Через семнадцать лет, когда уже из университетского окна Андрей разглядывал желтизну оттовского здания, ему приходила в голову простая мысль. Что если бы окна родилки выходили не на Корзухину артель с истфаком, а в сторону знаменитого здания «Двенадцати коллегий», в котором размещались биологический и геологический факультеты? И что тогда? Ему надлежало бы ублажить чаяния матери разрезанием лягушек или выдалбливанием скальных пород? А если бы, паче чаяния, схватки застали матушку в некоем абстрактном месте, где окна роддома глядят на тюрьму – и кем бы он был тогда?

Но мама рожала с видом на истфак, и иного будущего для сына не видела. Пока длились схватки, вместо обезболивающего матушка тешила себя мыслью, что место рождения определяет жизнь человека, значит, самим фактом рождения своего Андрейки не где-нибудь, а «у Отта», она заложила основу его будущего счастья. Будто у казенных пеленок и у привязанных к ручкам младенцев квадратиков клеенки с написанными на них химическим карандашом данными ребенка могла быть разница - на Васильевском острове или на Колыме…

Впрочем, о Колыме в их доме предпочитали не говорить. Как предпочитали не говорить и о том, чем занимался в блокаду его дед.

Маленьким Андрюшка не задумывался, почему это дед в блокаду был в Ленинграде, тогда как мужчин в городе практически не оставалось. Лишь в середине 90-х, руководя выносом мебели (стеклопакеты иначе не поставить) из их бывшей комнаты в откупленной у всех соседей коммунальной квартире, он нашел датированную 1942 годом бумагу. В бумаге той значилось, что деду его, Антону Андреевичу, начальнику особого отдела по борьбе с каннибализмом, предоставлялись чрезвычайные полномочия. В пионерском детстве и комсомольской юности о блокадном каннибализме он слышать не мог, как теперь не мог представить себе всю степень ужаса того, чем приходилось заниматься его деду. Но, найдя эту бумажку, понял, почему дед был немодным в ту пору вегетарианцем.

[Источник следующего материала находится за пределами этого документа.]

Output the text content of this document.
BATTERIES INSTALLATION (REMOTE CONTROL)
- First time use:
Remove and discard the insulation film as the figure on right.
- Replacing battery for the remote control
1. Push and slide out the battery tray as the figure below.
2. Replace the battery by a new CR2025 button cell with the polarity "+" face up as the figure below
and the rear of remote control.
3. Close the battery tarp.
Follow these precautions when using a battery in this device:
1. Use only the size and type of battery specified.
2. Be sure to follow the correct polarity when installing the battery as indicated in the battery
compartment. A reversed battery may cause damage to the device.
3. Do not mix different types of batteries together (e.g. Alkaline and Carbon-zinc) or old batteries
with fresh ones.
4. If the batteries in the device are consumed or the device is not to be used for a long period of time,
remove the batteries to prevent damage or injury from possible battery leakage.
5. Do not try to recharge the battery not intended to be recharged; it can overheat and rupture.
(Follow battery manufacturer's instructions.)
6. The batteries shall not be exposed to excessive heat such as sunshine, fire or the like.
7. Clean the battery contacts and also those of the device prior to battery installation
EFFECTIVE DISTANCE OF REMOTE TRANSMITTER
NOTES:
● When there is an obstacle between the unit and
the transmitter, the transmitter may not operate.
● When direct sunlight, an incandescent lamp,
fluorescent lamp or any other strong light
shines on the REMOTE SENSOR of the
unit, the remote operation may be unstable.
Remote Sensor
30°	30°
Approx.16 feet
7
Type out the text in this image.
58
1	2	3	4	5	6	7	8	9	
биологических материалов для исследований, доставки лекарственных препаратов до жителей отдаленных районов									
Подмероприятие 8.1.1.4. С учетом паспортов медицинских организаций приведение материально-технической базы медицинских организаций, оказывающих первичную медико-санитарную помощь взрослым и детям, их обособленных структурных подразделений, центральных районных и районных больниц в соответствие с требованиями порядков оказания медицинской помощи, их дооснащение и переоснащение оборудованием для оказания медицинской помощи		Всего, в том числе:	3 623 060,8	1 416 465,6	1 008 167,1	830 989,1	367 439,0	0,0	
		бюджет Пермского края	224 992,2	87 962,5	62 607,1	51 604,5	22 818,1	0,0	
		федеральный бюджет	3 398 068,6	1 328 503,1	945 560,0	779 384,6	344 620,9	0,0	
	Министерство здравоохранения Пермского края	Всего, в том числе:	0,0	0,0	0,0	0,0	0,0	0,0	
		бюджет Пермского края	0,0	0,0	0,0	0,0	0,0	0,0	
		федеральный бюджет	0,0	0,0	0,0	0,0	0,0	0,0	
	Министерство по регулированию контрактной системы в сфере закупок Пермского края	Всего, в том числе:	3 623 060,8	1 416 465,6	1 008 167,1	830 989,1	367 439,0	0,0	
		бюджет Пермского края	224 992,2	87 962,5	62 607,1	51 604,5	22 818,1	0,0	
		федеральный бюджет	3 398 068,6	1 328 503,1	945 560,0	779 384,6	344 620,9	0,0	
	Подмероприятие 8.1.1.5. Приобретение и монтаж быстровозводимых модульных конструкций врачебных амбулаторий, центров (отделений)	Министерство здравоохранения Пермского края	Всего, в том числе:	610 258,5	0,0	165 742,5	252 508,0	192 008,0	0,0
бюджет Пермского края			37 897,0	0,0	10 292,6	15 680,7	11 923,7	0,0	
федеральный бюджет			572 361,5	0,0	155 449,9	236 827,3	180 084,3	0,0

Родившись, как мечталось деду и маме, «у Отта», Андрей все же считал себя не «мальчиком с Васильевского», а «мальчиком с Почтамтской». Эта улица была судьбой их семьи. Забегая в соседнее со своим домом здание Почтамта задолго до открытия, чтобы занять очередь за подпиской на «Новый мир» и «Литературку», Андрюшка оглядывал витые балконы, гулкий пол, сводчатый прозрачный купол, и всем своим существом ощущал то, что дед называл «критической массой времени». И представлял себе прапрапрадеда, отдающего распоряжения конюхам на черном дворе, что был на месте этого зала. И прапрадеда, шествующего по нависшей над улицей галерее Кавоса из Почтового стана на другую сторону улицы в Дом Ягужинского, где в прошлом веке и располагалось собственно почтовое управление. И деда, мальчишкой разглядывающего этот небесно-высокий купол, который уже в начале двадцатого века инженер Новиков навесил над некогда «черным двором» Почтового стана.

В пору прапрадеда и прадеда в соседнем с Почтамтом доме их семье принадлежала вся квартира с овальным столом в большой комнате и «стесненностью условий». «Всего лишь три комнаты и темная каморка для прислуги. Но Андрею Валериановичу от Почтамтского ведомства. Сами понимаете…» – поясняла знакомым прапрабабушка.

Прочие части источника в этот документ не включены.